"So teach us to number our days, that we may apply our hearts to wisdom." (Psalm 90:12)
With the tens of thousands of miles we put on our bus, who would have thought My Beloved and I would come face-to-face with death on our weekly date? It is strange to think how commonplace quickly becomes the uncommon, and in an instant, our whole perspective on life is altered.
My husband and I were driving home on the highway the other night from an evening of relaxation, good food, too much shopping, and enjoying each other's undivided attention when I saw the other car.
He was driving right toward us.
As I saw his headlights get bigger, it slowly dawned on me that we were on a four-lane road, NOT a two-lane, and this car was clearly going the wrong way on a one-way street…at about forty miles an hour.
Life can get very messy, very quickly.
Beyond words, I merely pointed and began hollering unintelligible things. My Beloved saw the other car when he was about a hundred feet away and began honking for all he was worth. The other car flew past us at a combined speed of about one hundred miles an hour merely two feet away.
I didn't want to look in the rear view mirror, but I had to. Flashing headlights, brake lights. Finally My Beloved breathed a sigh of relief. "He pulled off the road," he said, looking in the mirror. I was unable to see it, but I was very thankful. I reached over for his hand, letting my fingers feel his strength, his faith, and sighed deeply.
I was still quivery when we arrived home about ten minutes later.
All three of the young children were in bed, sleeping, oblivious to what had happened. I looked at their tousled heads, wondering what the night could have been like…and thanking God that it wasn't.
Why is it that a brush with death gives us a new perspective on life? Why do we wait until we are living on borrowed time before we begin to appreciate life? Eternity becomes vividly into focus, and we see, perhaps for the first time in our lives, what is really important and what doesn't matter at all.
"So teach us to number our days, that we may apply our hearts unto wisdom." It is my heart-cry, my desire, my quest. Help me, Lord, to always see life from Your perspective, from the eye of eternity.
Death could easily cross that two-foot gap and strip the life from my hands, and it would be gone. I thank God it didn't that day. I've been given more time with my family, more time to serve the Lord, more time to love, and more time to give. It's a wonderful feeling. It's a sobering feeling.
It's that feeling that happens when you are Two Feet From Death.
I have a huge responsibility, and that's to glorify God, giving myself wholly to Him. To enjoy the gifts He has entrusted me with, and to focus my heart on Him, pointing others to Him.

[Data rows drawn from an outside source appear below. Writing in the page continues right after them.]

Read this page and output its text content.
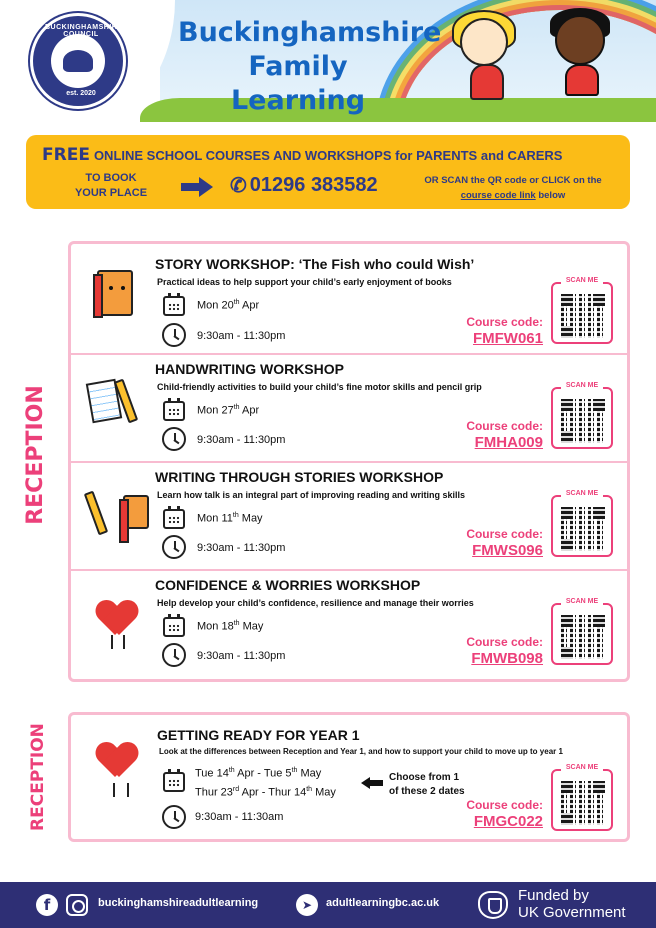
BUCKINGHAMSHIRE COUNCIL
est. 2020
Buckinghamshire
Family Learning
FREE ONLINE SCHOOL COURSES AND WORKSHOPS for PARENTS and CARERS
TO BOOK
YOUR PLACE	✆ 01296 383582	OR SCAN the QR code or CLICK on the
course code link below
RECEPTION
RECEPTION
STORY WORKSHOP: ‘The Fish who could Wish’
Practical ideas to help support your child’s early enjoyment of books
Mon 20th Apr
9:30am - 11:30pm
Course code:
FMFW061
SCAN ME
HANDWRITING WORKSHOP
Child-friendly activities to build your child’s fine motor skills and pencil grip
Mon 27th Apr
9:30am - 11:30pm
Course code:
FMHA009
SCAN ME
WRITING THROUGH STORIES WORKSHOP
Learn how talk is an integral part of improving reading and writing skills
Mon 11th May
9:30am - 11:30pm
Course code:
FMWS096
SCAN ME
CONFIDENCE & WORRIES WORKSHOP
Help develop your child’s confidence, resilience and manage their worries
Mon 18th May
9:30am - 11:30pm
Course code:
FMWB098
SCAN ME
GETTING READY FOR YEAR 1
Look at the differences between Reception and Year 1, and how to support your child to move up to year 1
Tue 14th Apr - Tue 5th May
Thur 23rd Apr - Thur 14th May
Choose from 1
of these 2 dates
9:30am - 11:30am
Course code:
FMGC022
SCAN ME
f	buckinghamshireadultlearning	➤	adultlearningbc.ac.uk	Funded by
UK Government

Giving ourselves wholly to God is a full and free feeling, a "throwing it all to the wind," so to speak. But in this case, the wind is not the instability of a breezy air of empty expanse, but the rock-solid stability of the kind and gentle hands of a tender loving Abba-Father.
It's the same heart-cry that our Lord uttered when He threw back His Head, took His last earthly breath,, and cried, "Father, into Thy Hands I commend my Spirit." It is giving our all to Him, trusting that He will take it and lovingly sift the bad from the good, and fill our lives and hearts with His goodness. I know His Will is best. The outcome may be not quite like I prefer it at first, but it is always best.
"I am crucified with Christ, nevertheless I live, yet not I, but Christ liveth in me, and the life that I now live in the flesh, I live by the faith of the Son of God who loved me, and gave Himself for me." Galatians 2:20
It's that crucified life – that life of the living dead – that is worthwhile. Those that have realized that we are as good as dead to the material draw of this world are the crucified ones. It is that brush with death that brings eternity into focus. Really, I am already dead. When I gave myself to Christ one day years ago, I died. I died to my dreams, to myself, to my precious vices I held so dear. I died to them all. A vision of death brings a vision of eternal reality. But, oh, that blessed reality!
Always remind me, Lord, of what is real, and focus on that reality every day.
Help me to savor every blessed moment I have – including the trials – because there will come a time when these opportunities will be gone.
Thank You, Lord, that I have been Two Feet From Death….Help me to live for You like there is no tomorrow.